18 Nisan 2016 Pazartesi

KIRMIZI IŞIKTA BEKLEYEN CENAZENİN HÜZNÜ

Hayattan ne alabildi, ne verebildi. Belkide eşitlikle bitirdi maçı.
Arkasından ağlayanların gözyaşları eğer toprağını ıslatacak kadar yağdıysa, belkide galipti. İsmini, şerefini, namusunu, intibasını bırakabildi sadece, ama hepsi soyut, hepsi soyut, kimsenin işine yaramayacağı aşikar.

Bazen şen kahkahaları tavanın sıvalarını döktü, bazen iç karartısı güneşi söndürdü, ama 25 bin tane günü bir ömüre sığdıran azınlıktandı, belki onbeş, belkide beş.

Ölümden bahsedildiğinde kendi kendini tartardı, şimdi bir omuzlarda tartılıyor, acı çığlığa karışıyor, çığlık çığlığa.

Ölümün kuşları onu son zamanlarda çatılardan gözledi, belki anladı, belki kayıtsız kaldı. Ama ölmeye kayıtsız kalamadı.
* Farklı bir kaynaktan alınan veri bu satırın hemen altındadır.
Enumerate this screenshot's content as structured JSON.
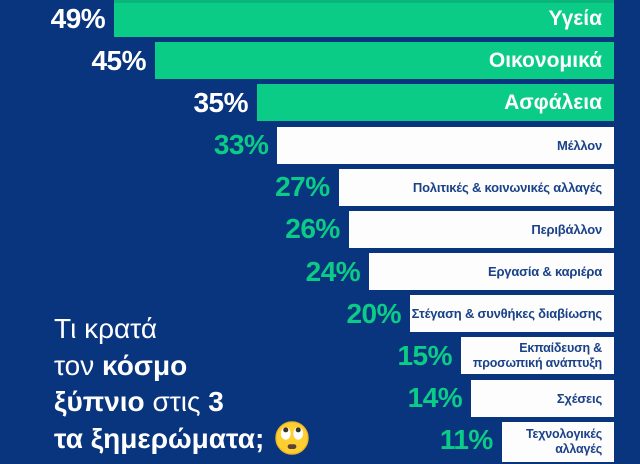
{
  "colors": {
    "background": "#09357F",
    "bar_green": "#0ACC86",
    "bar_white": "#FCFDFC",
    "label_navy": "#1A4189",
    "percent_on_green_rows": "#FFFFFF",
    "percent_on_white_rows": "#0ACC86",
    "question_text": "#FFFFFF",
    "emoji_yellow": "#FFCE31"
  },
  "chart_data": {
    "type": "bar",
    "orientation": "horizontal",
    "title": "Τι κρατά τον κόσμο ξύπνιο στις 3 τα ξημερώματα;",
    "unit": "%",
    "xlim": [
      0,
      49
    ],
    "grid": false,
    "legend": false,
    "bars_right_aligned": true,
    "highlight_note": "top 3 bars green, remaining bars white",
    "categories": [
      "Υγεία",
      "Οικονομικά",
      "Ασφάλεια",
      "Μέλλον",
      "Πολιτικές & κοινωνικές αλλαγές",
      "Περιβάλλον",
      "Εργασία & καριέρα",
      "Στέγαση & συνθήκες διαβίωσης",
      "Εκπαίδευση & προσωπική ανάπτυξη",
      "Σχέσεις",
      "Τεχνολογικές αλλαγές"
    ],
    "values": [
      49,
      45,
      35,
      33,
      27,
      26,
      24,
      20,
      15,
      14,
      11
    ],
    "rows": [
      {
        "pct": "49%",
        "value": 49,
        "label_lines": [
          "Υγεία"
        ],
        "highlight": true
      },
      {
        "pct": "45%",
        "value": 45,
        "label_lines": [
          "Οικονομικά"
        ],
        "highlight": true
      },
      {
        "pct": "35%",
        "value": 35,
        "label_lines": [
          "Ασφάλεια"
        ],
        "highlight": true
      },
      {
        "pct": "33%",
        "value": 33,
        "label_lines": [
          "Μέλλον"
        ],
        "highlight": false
      },
      {
        "pct": "27%",
        "value": 27,
        "label_lines": [
          "Πολιτικές & κοινωνικές αλλαγές"
        ],
        "highlight": false
      },
      {
        "pct": "26%",
        "value": 26,
        "label_lines": [
          "Περιβάλλον"
        ],
        "highlight": false
      },
      {
        "pct": "24%",
        "value": 24,
        "label_lines": [
          "Εργασία & καριέρα"
        ],
        "highlight": false
      },
      {
        "pct": "20%",
        "value": 20,
        "label_lines": [
          "Στέγαση & συνθήκες διαβίωσης"
        ],
        "highlight": false
      },
      {
        "pct": "15%",
        "value": 15,
        "label_lines": [
          "Εκπαίδευση &",
          "προσωπική ανάπτυξη"
        ],
        "highlight": false
      },
      {
        "pct": "14%",
        "value": 14,
        "label_lines": [
          "Σχέσεις"
        ],
        "highlight": false
      },
      {
        "pct": "11%",
        "value": 11,
        "label_lines": [
          "Τεχνολογικές",
          "αλλαγές"
        ],
        "highlight": false
      }
    ]
  },
  "question": {
    "full_text": "Τι κρατά τον κόσμο ξύπνιο στις 3 τα ξημερώματα;",
    "emoji": "rolling-eyes-emoji",
    "lines": [
      [
        {
          "text": "Τι κρατά",
          "bold": false
        }
      ],
      [
        {
          "text": "τον ",
          "bold": false
        },
        {
          "text": "κόσμο",
          "bold": true
        }
      ],
      [
        {
          "text": "ξύπνιο",
          "bold": true
        },
        {
          "text": " στις ",
          "bold": false
        },
        {
          "text": "3",
          "bold": true
        }
      ],
      [
        {
          "text": "τα ξημερώματα;",
          "bold": true
        },
        {
          "icon": "rolling-eyes-emoji"
        }
      ]
    ]
  }
}
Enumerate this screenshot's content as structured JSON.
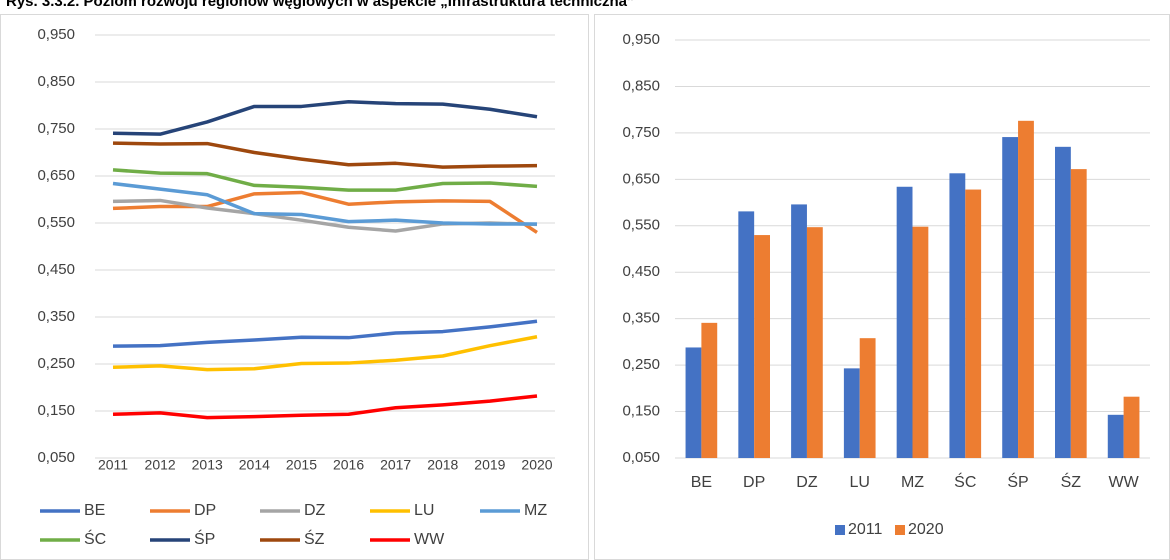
{
  "title": "Rys. 3.3.2. Poziom rozwoju regionów węglowych w aspekcie „Infrastruktura techniczna”",
  "chart_data": [
    {
      "type": "line",
      "categories": [
        "2011",
        "2012",
        "2013",
        "2014",
        "2015",
        "2016",
        "2017",
        "2018",
        "2019",
        "2020"
      ],
      "ylim": [
        0.05,
        0.95
      ],
      "yticks": [
        {
          "value": 0.05,
          "label": "0,050"
        },
        {
          "value": 0.15,
          "label": "0,150"
        },
        {
          "value": 0.25,
          "label": "0,250"
        },
        {
          "value": 0.35,
          "label": "0,350"
        },
        {
          "value": 0.45,
          "label": "0,450"
        },
        {
          "value": 0.55,
          "label": "0,550"
        },
        {
          "value": 0.65,
          "label": "0,650"
        },
        {
          "value": 0.75,
          "label": "0,750"
        },
        {
          "value": 0.85,
          "label": "0,850"
        },
        {
          "value": 0.95,
          "label": "0,950"
        }
      ],
      "grid": true,
      "series": [
        {
          "name": "BE",
          "color": "#4472c4",
          "values": [
            0.288,
            0.289,
            0.296,
            0.301,
            0.307,
            0.306,
            0.316,
            0.319,
            0.329,
            0.341
          ]
        },
        {
          "name": "DP",
          "color": "#ed7d31",
          "values": [
            0.581,
            0.585,
            0.585,
            0.612,
            0.615,
            0.59,
            0.595,
            0.597,
            0.596,
            0.53
          ]
        },
        {
          "name": "DZ",
          "color": "#a5a5a5",
          "values": [
            0.596,
            0.598,
            0.582,
            0.57,
            0.556,
            0.541,
            0.533,
            0.548,
            0.55,
            0.547
          ]
        },
        {
          "name": "LU",
          "color": "#ffc000",
          "values": [
            0.243,
            0.246,
            0.238,
            0.24,
            0.251,
            0.252,
            0.258,
            0.267,
            0.289,
            0.308
          ]
        },
        {
          "name": "MZ",
          "color": "#5b9bd5",
          "values": [
            0.634,
            0.622,
            0.61,
            0.57,
            0.568,
            0.553,
            0.556,
            0.55,
            0.548,
            0.548
          ]
        },
        {
          "name": "ŚC",
          "color": "#70ad47",
          "values": [
            0.663,
            0.656,
            0.655,
            0.63,
            0.626,
            0.62,
            0.62,
            0.634,
            0.635,
            0.628
          ]
        },
        {
          "name": "ŚP",
          "color": "#264478",
          "values": [
            0.741,
            0.739,
            0.765,
            0.798,
            0.798,
            0.808,
            0.804,
            0.803,
            0.792,
            0.776
          ]
        },
        {
          "name": "ŚZ",
          "color": "#9e480e",
          "values": [
            0.72,
            0.718,
            0.719,
            0.7,
            0.686,
            0.674,
            0.677,
            0.669,
            0.671,
            0.672
          ]
        },
        {
          "name": "WW",
          "color": "#ff0000",
          "values": [
            0.143,
            0.146,
            0.136,
            0.138,
            0.141,
            0.143,
            0.157,
            0.163,
            0.171,
            0.182
          ]
        }
      ]
    },
    {
      "type": "bar",
      "categories": [
        "BE",
        "DP",
        "DZ",
        "LU",
        "MZ",
        "ŚC",
        "ŚP",
        "ŚZ",
        "WW"
      ],
      "ylim": [
        0.05,
        0.95
      ],
      "yticks": [
        {
          "value": 0.05,
          "label": "0,050"
        },
        {
          "value": 0.15,
          "label": "0,150"
        },
        {
          "value": 0.25,
          "label": "0,250"
        },
        {
          "value": 0.35,
          "label": "0,350"
        },
        {
          "value": 0.45,
          "label": "0,450"
        },
        {
          "value": 0.55,
          "label": "0,550"
        },
        {
          "value": 0.65,
          "label": "0,650"
        },
        {
          "value": 0.75,
          "label": "0,750"
        },
        {
          "value": 0.85,
          "label": "0,850"
        },
        {
          "value": 0.95,
          "label": "0,950"
        }
      ],
      "grid": true,
      "series": [
        {
          "name": "2011",
          "color": "#4472c4",
          "values": [
            0.288,
            0.581,
            0.596,
            0.243,
            0.634,
            0.663,
            0.741,
            0.72,
            0.143
          ]
        },
        {
          "name": "2020",
          "color": "#ed7d31",
          "values": [
            0.341,
            0.53,
            0.547,
            0.308,
            0.548,
            0.628,
            0.776,
            0.672,
            0.182
          ]
        }
      ]
    }
  ]
}
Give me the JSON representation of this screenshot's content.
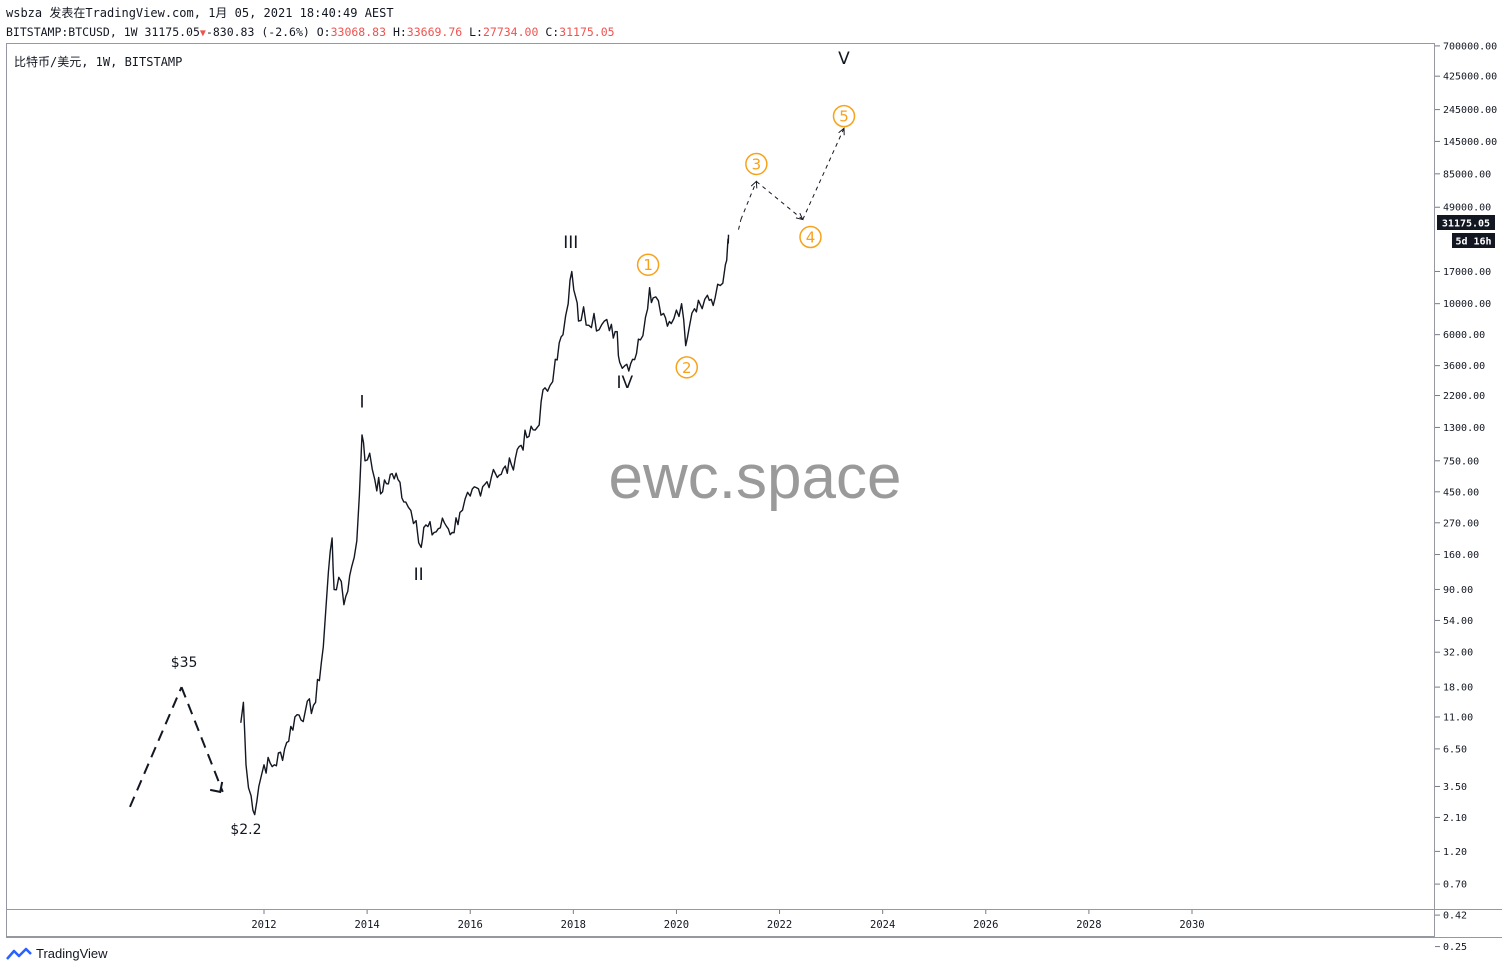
{
  "header": {
    "user": "wsbza",
    "published_text": "发表在TradingView.com,",
    "datetime": "1月 05, 2021 18:40:49 AEST",
    "symbol": "BITSTAMP:BTCUSD,",
    "interval": "1W",
    "last": "31175.05",
    "change": "-830.83",
    "change_pct": "(-2.6%)",
    "open_label": "O:",
    "open": "33068.83",
    "high_label": "H:",
    "high": "33669.76",
    "low_label": "L:",
    "low": "27734.00",
    "close_label": "C:",
    "close": "31175.05"
  },
  "pane_title": "比特币/美元, 1W, BITSTAMP",
  "watermark": "ewc.space",
  "footer": {
    "brand": "TradingView"
  },
  "colors": {
    "candle": "#131722",
    "orange": "#f7a21b",
    "price_bg": "#131722",
    "red": "#ef5350"
  },
  "price_badge": {
    "value": "31175.05",
    "countdown": "5d 16h"
  },
  "chart_data": {
    "type": "line",
    "y_scale": "log",
    "ylim": [
      0.2,
      800000
    ],
    "xlim": [
      2009.0,
      2033.0
    ],
    "y_ticks": [
      "700000.00",
      "425000.00",
      "245000.00",
      "145000.00",
      "85000.00",
      "49000.00",
      "17000.00",
      "10000.00",
      "6000.00",
      "3600.00",
      "2200.00",
      "1300.00",
      "750.00",
      "450.00",
      "270.00",
      "160.00",
      "90.00",
      "54.00",
      "32.00",
      "18.00",
      "11.00",
      "6.50",
      "3.50",
      "2.10",
      "1.20",
      "0.70",
      "0.42",
      "0.25"
    ],
    "x_ticks": [
      "2012",
      "2014",
      "2016",
      "2018",
      "2020",
      "2022",
      "2024",
      "2026",
      "2028",
      "2030"
    ],
    "price_series": [
      [
        2011.55,
        10
      ],
      [
        2011.6,
        14
      ],
      [
        2011.65,
        5
      ],
      [
        2011.75,
        3
      ],
      [
        2011.82,
        2.2
      ],
      [
        2011.9,
        3.5
      ],
      [
        2012.0,
        5
      ],
      [
        2012.2,
        5
      ],
      [
        2012.4,
        6.5
      ],
      [
        2012.6,
        11
      ],
      [
        2012.8,
        12
      ],
      [
        2013.0,
        14
      ],
      [
        2013.15,
        35
      ],
      [
        2013.25,
        120
      ],
      [
        2013.32,
        210
      ],
      [
        2013.36,
        90
      ],
      [
        2013.45,
        110
      ],
      [
        2013.55,
        70
      ],
      [
        2013.7,
        130
      ],
      [
        2013.8,
        200
      ],
      [
        2013.9,
        1150
      ],
      [
        2013.96,
        750
      ],
      [
        2014.05,
        850
      ],
      [
        2014.15,
        550
      ],
      [
        2014.3,
        450
      ],
      [
        2014.45,
        600
      ],
      [
        2014.6,
        550
      ],
      [
        2014.75,
        380
      ],
      [
        2014.85,
        330
      ],
      [
        2014.95,
        280
      ],
      [
        2015.05,
        180
      ],
      [
        2015.1,
        250
      ],
      [
        2015.3,
        230
      ],
      [
        2015.5,
        270
      ],
      [
        2015.65,
        230
      ],
      [
        2015.8,
        320
      ],
      [
        2015.9,
        400
      ],
      [
        2016.0,
        420
      ],
      [
        2016.2,
        420
      ],
      [
        2016.45,
        650
      ],
      [
        2016.6,
        600
      ],
      [
        2016.8,
        700
      ],
      [
        2016.95,
        950
      ],
      [
        2017.1,
        1100
      ],
      [
        2017.3,
        1300
      ],
      [
        2017.45,
        2500
      ],
      [
        2017.55,
        2600
      ],
      [
        2017.65,
        4000
      ],
      [
        2017.8,
        6000
      ],
      [
        2017.9,
        10000
      ],
      [
        2017.97,
        17000
      ],
      [
        2018.05,
        11000
      ],
      [
        2018.1,
        7500
      ],
      [
        2018.2,
        9500
      ],
      [
        2018.3,
        7000
      ],
      [
        2018.4,
        8500
      ],
      [
        2018.5,
        6500
      ],
      [
        2018.6,
        7500
      ],
      [
        2018.7,
        6400
      ],
      [
        2018.85,
        6300
      ],
      [
        2018.9,
        3800
      ],
      [
        2019.0,
        3600
      ],
      [
        2019.15,
        4000
      ],
      [
        2019.3,
        5500
      ],
      [
        2019.4,
        8000
      ],
      [
        2019.48,
        13000
      ],
      [
        2019.55,
        11000
      ],
      [
        2019.65,
        10500
      ],
      [
        2019.75,
        8500
      ],
      [
        2019.9,
        7200
      ],
      [
        2020.0,
        9000
      ],
      [
        2020.1,
        10000
      ],
      [
        2020.18,
        5000
      ],
      [
        2020.25,
        6800
      ],
      [
        2020.35,
        9200
      ],
      [
        2020.5,
        9200
      ],
      [
        2020.6,
        11500
      ],
      [
        2020.75,
        11000
      ],
      [
        2020.85,
        13500
      ],
      [
        2020.95,
        19000
      ],
      [
        2021.0,
        29000
      ],
      [
        2021.01,
        31175.05
      ]
    ],
    "projection": [
      [
        2021.25,
        40000
      ],
      [
        2021.55,
        75000
      ],
      [
        2022.45,
        40000
      ],
      [
        2023.25,
        180000
      ]
    ],
    "pre_history_path": [
      [
        2009.4,
        2.5
      ],
      [
        2010.4,
        18
      ],
      [
        2011.2,
        3.2
      ]
    ],
    "pre_history_arrow_tip": [
      2011.15,
      3.2
    ],
    "annotations": {
      "black_waves": [
        {
          "text": "I",
          "x": 2013.9,
          "y": 1800
        },
        {
          "text": "II",
          "x": 2015.0,
          "y": 105
        },
        {
          "text": "III",
          "x": 2017.95,
          "y": 25000
        },
        {
          "text": "IV",
          "x": 2019.0,
          "y": 2500
        },
        {
          "text": "V",
          "x": 2023.25,
          "y": 520000
        }
      ],
      "orange_waves": [
        {
          "text": "1",
          "x": 2019.45,
          "y": 19000
        },
        {
          "text": "2",
          "x": 2020.2,
          "y": 3500
        },
        {
          "text": "3",
          "x": 2021.55,
          "y": 100000
        },
        {
          "text": "4",
          "x": 2022.6,
          "y": 30000
        },
        {
          "text": "5",
          "x": 2023.25,
          "y": 220000
        }
      ],
      "price_labels": [
        {
          "text": "$35",
          "x": 2010.45,
          "y": 25
        },
        {
          "text": "$2.2",
          "x": 2011.65,
          "y": 1.6
        }
      ]
    }
  }
}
Ahh işte dostlar, bu kadar yığın soru ve belli belirsizlikler onu bekliyorken, bir cenaze arabasında kırmızı ışığın sönmesini bekliyordu, bu ilahi komediye acı acı gülümsedim. Sanki üzülmeli miydi yattığı yerden, yada dünyaya gülmeli miydi, bırakta artık gideyim dercesinden?